Based on this study and the vast literature already published, 68Ga-PSMA PET/CT is a highly relevant first-line imaging modality in recurrent PCa. However, Fluoride PET/CT had a significantly higher detection rate for bone metastases and could be a relevant complement to PSMA-PET in certain scenarios. PSMA-expression might be reduced or absent in dedifferentiated PCa and a discrepancy between PSA levels and PSMA-PET findings should potentially trigger additional imaging with higher sensitivity in biochemical relapses after treatments with curative intent [45]. PSMA PET/CT followed by fluoride PET/CE-CT might also be a relevant combination for ruling out PSMA-negative lesions before treatment with PSMA-targeted radionuclide therapies.

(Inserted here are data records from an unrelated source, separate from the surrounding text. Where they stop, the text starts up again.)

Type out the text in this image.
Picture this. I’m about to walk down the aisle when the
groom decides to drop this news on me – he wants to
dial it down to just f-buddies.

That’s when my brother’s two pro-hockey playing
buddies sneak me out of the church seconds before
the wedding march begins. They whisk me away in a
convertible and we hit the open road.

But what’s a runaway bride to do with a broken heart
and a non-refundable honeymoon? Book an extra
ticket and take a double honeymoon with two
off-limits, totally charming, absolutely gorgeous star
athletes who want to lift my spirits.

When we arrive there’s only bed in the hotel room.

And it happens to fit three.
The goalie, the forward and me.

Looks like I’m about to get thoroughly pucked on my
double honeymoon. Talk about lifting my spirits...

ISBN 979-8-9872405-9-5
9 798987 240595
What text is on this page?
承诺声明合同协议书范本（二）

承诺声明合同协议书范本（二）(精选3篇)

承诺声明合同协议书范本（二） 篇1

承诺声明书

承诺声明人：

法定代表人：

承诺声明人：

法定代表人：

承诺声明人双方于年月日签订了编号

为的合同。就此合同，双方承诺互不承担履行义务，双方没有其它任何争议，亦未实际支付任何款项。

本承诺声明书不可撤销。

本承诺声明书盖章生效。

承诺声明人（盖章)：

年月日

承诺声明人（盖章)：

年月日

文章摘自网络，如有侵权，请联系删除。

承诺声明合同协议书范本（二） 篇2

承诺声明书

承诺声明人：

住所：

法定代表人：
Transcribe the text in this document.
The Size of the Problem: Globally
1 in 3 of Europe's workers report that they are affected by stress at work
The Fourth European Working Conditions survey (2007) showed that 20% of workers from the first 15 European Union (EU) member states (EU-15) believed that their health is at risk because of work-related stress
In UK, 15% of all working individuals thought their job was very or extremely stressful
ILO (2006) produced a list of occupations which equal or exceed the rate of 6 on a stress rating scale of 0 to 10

This study has several limitations. It was based on a small group of patients with high suspicion for widespread disease involving bone, introducing some bias. A standard reference, preferably histological reports, to confirm the discrepant findings of PET imaging is missing. However, accessing bone for biopsy collection is neither ethically nor practically possible in all lesions. Follow-up scans with optimal imaging modalities were not available in all patients.